Le programme comprend cinq trous jumeaux, c’est-à-dire des forages réalisés à proximité d’anciens trous afin de contrôler et de reproduire les résultats historiques avec des méthodes actuelles. Un sixième forage doit tester une cible aurifère nouvelle.
Des carottes pour vérifier la teneur en or
Le forage au diamant permet de remonter une carotte, un cylindre de roche intact. Cette méthode donne aux géologues une lecture plus précise de la profondeur, de l’épaisseur et de la continuité d’une zone minéralisée. Les carottes prélevées à Thor’s Valley seront envoyées à l’analyse en laboratoire.
L’enjeu est de confirmer si les concentrations d’or relevées lors de campagnes antérieures peuvent être reproduites. Les documents disponibles rapportent des teneurs historiques pouvant atteindre 415,40 grammes d’or par tonne de roche (g/t Au) lors d’un programme de 2005-2006, ainsi que jusqu’à 113 g/t Au en 2020. Ces chiffres, issus de travaux passés, devront toutefois être validés par la nouvelle campagne avant d’être considérés comme comparables aux normes actuelles.
Une teneur exprimée en g/t indique la quantité d’or contenue dans une tonne de roche. Une teneur élevée dans une intersection de forage ne suffit pas, à elle seule, à démontrer l’existence d’un gisement exploitable : la longueur minéralisée, sa régularité, les coûts d’extraction et les contraintes environnementales comptent également.
Vers une première estimation moderne de ressource
Aurania mène cette exploration avec Iceland Resources, filiale de St-Georges Eco-Mining. Un accord d’option conclu en avril 2026 aurait organisé un investissement progressif d’Aurania dans le projet, en vue d’une définition initiale de ressource moderne. Les modalités juridiques et financières complètes de cet accord ne sont pas précisées dans les éléments disponibles.

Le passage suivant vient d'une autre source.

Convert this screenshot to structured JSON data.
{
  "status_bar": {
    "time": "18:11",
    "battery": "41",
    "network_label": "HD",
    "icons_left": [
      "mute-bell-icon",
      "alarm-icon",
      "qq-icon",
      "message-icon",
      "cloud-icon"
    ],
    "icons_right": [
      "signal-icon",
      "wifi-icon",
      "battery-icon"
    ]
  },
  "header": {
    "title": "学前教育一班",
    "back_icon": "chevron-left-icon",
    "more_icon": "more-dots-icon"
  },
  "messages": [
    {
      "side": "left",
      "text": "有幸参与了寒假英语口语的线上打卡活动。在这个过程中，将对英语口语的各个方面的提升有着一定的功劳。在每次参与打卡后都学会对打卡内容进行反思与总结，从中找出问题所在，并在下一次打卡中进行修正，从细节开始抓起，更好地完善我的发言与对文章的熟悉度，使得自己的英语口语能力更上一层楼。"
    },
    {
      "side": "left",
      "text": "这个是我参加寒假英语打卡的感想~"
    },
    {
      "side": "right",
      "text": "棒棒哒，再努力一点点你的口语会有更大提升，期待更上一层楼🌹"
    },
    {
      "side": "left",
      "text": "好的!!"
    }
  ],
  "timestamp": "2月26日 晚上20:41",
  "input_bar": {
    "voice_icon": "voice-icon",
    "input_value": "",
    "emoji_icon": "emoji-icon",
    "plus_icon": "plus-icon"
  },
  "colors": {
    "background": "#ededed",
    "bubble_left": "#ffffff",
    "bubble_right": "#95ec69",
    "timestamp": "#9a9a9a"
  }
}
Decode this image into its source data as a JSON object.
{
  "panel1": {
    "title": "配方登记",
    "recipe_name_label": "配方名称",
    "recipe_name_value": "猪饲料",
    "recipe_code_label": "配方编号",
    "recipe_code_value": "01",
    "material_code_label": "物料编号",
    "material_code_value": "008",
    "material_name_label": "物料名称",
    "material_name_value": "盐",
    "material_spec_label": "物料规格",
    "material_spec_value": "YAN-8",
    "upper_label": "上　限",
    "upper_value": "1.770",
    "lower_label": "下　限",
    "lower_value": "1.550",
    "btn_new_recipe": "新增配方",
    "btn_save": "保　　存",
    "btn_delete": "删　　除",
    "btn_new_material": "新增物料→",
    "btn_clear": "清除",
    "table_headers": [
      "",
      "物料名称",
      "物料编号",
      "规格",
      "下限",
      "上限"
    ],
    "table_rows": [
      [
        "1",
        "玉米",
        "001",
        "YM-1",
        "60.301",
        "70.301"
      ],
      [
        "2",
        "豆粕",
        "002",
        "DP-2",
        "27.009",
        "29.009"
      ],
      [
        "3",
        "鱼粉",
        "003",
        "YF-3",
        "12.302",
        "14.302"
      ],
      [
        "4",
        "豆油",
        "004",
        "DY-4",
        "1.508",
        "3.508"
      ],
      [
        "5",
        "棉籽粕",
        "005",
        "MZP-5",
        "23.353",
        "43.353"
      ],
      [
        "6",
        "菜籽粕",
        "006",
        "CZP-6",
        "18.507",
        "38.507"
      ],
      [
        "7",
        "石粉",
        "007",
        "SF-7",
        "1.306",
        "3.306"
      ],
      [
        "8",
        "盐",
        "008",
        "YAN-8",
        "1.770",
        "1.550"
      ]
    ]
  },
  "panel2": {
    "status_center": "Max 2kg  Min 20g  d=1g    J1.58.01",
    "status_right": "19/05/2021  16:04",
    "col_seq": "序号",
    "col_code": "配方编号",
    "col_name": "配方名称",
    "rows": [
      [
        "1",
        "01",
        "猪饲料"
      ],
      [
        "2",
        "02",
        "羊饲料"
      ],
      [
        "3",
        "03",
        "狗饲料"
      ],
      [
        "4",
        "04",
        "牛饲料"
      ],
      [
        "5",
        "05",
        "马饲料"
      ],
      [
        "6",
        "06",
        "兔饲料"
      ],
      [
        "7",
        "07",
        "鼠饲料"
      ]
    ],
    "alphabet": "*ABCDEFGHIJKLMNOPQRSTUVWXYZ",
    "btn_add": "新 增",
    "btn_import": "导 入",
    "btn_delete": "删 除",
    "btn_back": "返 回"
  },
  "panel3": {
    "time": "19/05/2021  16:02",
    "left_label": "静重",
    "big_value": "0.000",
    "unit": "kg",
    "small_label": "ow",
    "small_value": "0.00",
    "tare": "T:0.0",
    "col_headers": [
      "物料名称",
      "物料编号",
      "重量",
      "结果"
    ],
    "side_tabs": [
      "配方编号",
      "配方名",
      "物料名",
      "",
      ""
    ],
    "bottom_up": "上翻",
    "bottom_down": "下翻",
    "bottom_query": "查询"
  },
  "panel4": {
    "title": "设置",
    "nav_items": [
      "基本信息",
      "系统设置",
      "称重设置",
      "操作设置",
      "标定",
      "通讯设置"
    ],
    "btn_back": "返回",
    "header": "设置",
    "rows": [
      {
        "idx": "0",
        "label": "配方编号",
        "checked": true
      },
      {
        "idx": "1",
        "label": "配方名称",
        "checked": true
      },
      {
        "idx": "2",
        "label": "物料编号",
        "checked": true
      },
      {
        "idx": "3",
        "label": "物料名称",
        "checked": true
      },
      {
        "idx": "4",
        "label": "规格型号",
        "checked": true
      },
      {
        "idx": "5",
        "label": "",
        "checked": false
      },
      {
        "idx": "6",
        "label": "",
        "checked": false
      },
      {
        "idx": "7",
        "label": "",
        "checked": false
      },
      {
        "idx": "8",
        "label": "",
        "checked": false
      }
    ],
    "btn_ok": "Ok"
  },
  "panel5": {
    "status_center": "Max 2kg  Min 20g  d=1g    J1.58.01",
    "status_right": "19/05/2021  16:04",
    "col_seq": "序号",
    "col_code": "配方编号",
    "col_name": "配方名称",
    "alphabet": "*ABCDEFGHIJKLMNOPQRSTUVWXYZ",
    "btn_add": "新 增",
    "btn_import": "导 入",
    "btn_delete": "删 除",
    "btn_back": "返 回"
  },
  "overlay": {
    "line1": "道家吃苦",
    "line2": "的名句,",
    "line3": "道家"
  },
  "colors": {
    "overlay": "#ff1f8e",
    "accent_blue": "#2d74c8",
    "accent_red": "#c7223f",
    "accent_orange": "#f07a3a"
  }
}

Le site est présenté comme un système épithermal à faible sulfuration, un type de formation où des fluides chauds ont pu déposer de l’or dans des fractures de la roche. Les résultats d’analyse à venir seront donc déterminants : ils diront si les indices historiques peuvent contribuer à dessiner une ressource, c’est-à-dire une estimation géologique de métal potentiellement récupérable.
Pour les investisseurs intéressés par l’or, cette phase reste celle de l’exploration : elle peut confirmer un potentiel, mais ne constitue ni une ressource certifiée ni une future production.